Primeira-ministra afirma que declarações do presidente dos EUA desconsideram o sacrifício dos aliados e lembra 53 soldados italianos mortos

Trump elogiou a “posição muito dura de Meloni em relação à imigração” (Foto: EVELYN HOCKSTEIN/REUTERS)

247 - A primeira-ministra da Itália da extrema direita, Giorgia Meloni, rechaçou por meio de postagem nas redes sociais as declrações do presidente dos Estados Unidos, Donald Trump, nas quais ele afirma que países aliados da Otan “ficaram para trás” durante as operações militares no Afeganistão.

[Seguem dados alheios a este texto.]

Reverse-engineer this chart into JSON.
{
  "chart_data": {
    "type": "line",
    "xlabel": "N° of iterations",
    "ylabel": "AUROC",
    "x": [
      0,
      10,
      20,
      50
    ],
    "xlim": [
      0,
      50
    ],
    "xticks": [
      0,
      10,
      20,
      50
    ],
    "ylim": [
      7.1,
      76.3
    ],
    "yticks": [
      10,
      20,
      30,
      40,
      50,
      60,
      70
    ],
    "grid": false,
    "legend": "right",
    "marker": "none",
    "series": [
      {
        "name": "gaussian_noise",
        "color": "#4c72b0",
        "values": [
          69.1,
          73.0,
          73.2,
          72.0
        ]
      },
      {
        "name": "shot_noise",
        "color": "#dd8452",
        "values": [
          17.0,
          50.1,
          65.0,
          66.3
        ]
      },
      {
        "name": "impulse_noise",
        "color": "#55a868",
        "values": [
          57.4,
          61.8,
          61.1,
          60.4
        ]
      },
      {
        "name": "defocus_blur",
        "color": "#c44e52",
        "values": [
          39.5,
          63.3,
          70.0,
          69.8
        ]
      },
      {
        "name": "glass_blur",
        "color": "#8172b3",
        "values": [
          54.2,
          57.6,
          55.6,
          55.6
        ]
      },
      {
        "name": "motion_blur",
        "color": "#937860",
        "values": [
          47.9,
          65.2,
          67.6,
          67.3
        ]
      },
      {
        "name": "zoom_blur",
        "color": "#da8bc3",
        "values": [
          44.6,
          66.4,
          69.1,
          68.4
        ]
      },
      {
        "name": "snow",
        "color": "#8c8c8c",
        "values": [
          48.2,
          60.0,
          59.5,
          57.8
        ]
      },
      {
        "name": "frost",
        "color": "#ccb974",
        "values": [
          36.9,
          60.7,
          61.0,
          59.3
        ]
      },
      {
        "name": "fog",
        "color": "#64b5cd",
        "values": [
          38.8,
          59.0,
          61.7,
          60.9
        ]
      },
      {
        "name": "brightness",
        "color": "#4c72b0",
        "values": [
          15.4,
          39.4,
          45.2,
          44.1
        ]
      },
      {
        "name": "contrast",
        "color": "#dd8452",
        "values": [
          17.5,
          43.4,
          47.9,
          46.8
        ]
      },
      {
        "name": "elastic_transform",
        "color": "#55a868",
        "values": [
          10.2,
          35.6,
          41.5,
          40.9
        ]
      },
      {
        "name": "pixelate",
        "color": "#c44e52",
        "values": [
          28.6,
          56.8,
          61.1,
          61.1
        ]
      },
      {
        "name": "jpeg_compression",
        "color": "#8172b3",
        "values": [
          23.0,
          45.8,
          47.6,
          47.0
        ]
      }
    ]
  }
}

No texto, Meloni afirma que o governo italiano recebeu “com surpresa” as declarações de Trump e ressalta que, após os atentados de 11 de setembro de 2001, a Otan ativou o Artigo 5 — cláusula de defesa coletiva — “pela primeira e única vez em sua história”, em um gesto de solidariedade direta aos Estados Unidos.

A primeira-ministra destaca que a Itália respondeu de forma imediata ao chamado da aliança, deslocando milhares de militares e assumindo a responsabilidade integral pelo Comando Regional Oeste, uma das áreas mais relevantes da missão internacional no Afeganistão.

“Nessa grande operação contra quem alimentava o terrorismo, a Itália respondeu imediatamente junto aos aliados, destacando milhares de militares e assumindo plena responsabilidade pelo Regional Command West”, afirmou.

Meloni enfatizou o custo humano do envolvimento italiano ao longo de quase 20 anos de presença militar no país asiático. Segundo ela, 53 soldados italianos morreram e mais de 700 ficaram feridos em operações de combate, segurança e treinamento das forças afegãs.

“A nossa Nação sustentou um custo que não pode ser colocado em dúvida: 53 soldados italianos mortos e mais de 700 feridos”, declarou.

Meloni classificou como “inaceitáveis” as afirmações que minimizam a contribuição dos países da Otan no Afeganistão, especialmente quando partem de um aliado estratégico como os Estados Unidos.

“Não são aceitáveis afirmações que minimizam o contributo dos países da Otan no Afeganistão, sobretudo se provenientes de uma Nação aliada”, escreveu.

Meloni fez questão de sublinhar que a parceria com os EUA precisa ser sustentada pelo respeito mútuo. “A amizade, porém, necessita de respeito, condição fundamental para continuar a garantir a solidariedade que está na base da Aliança Atlântica”, concluiu.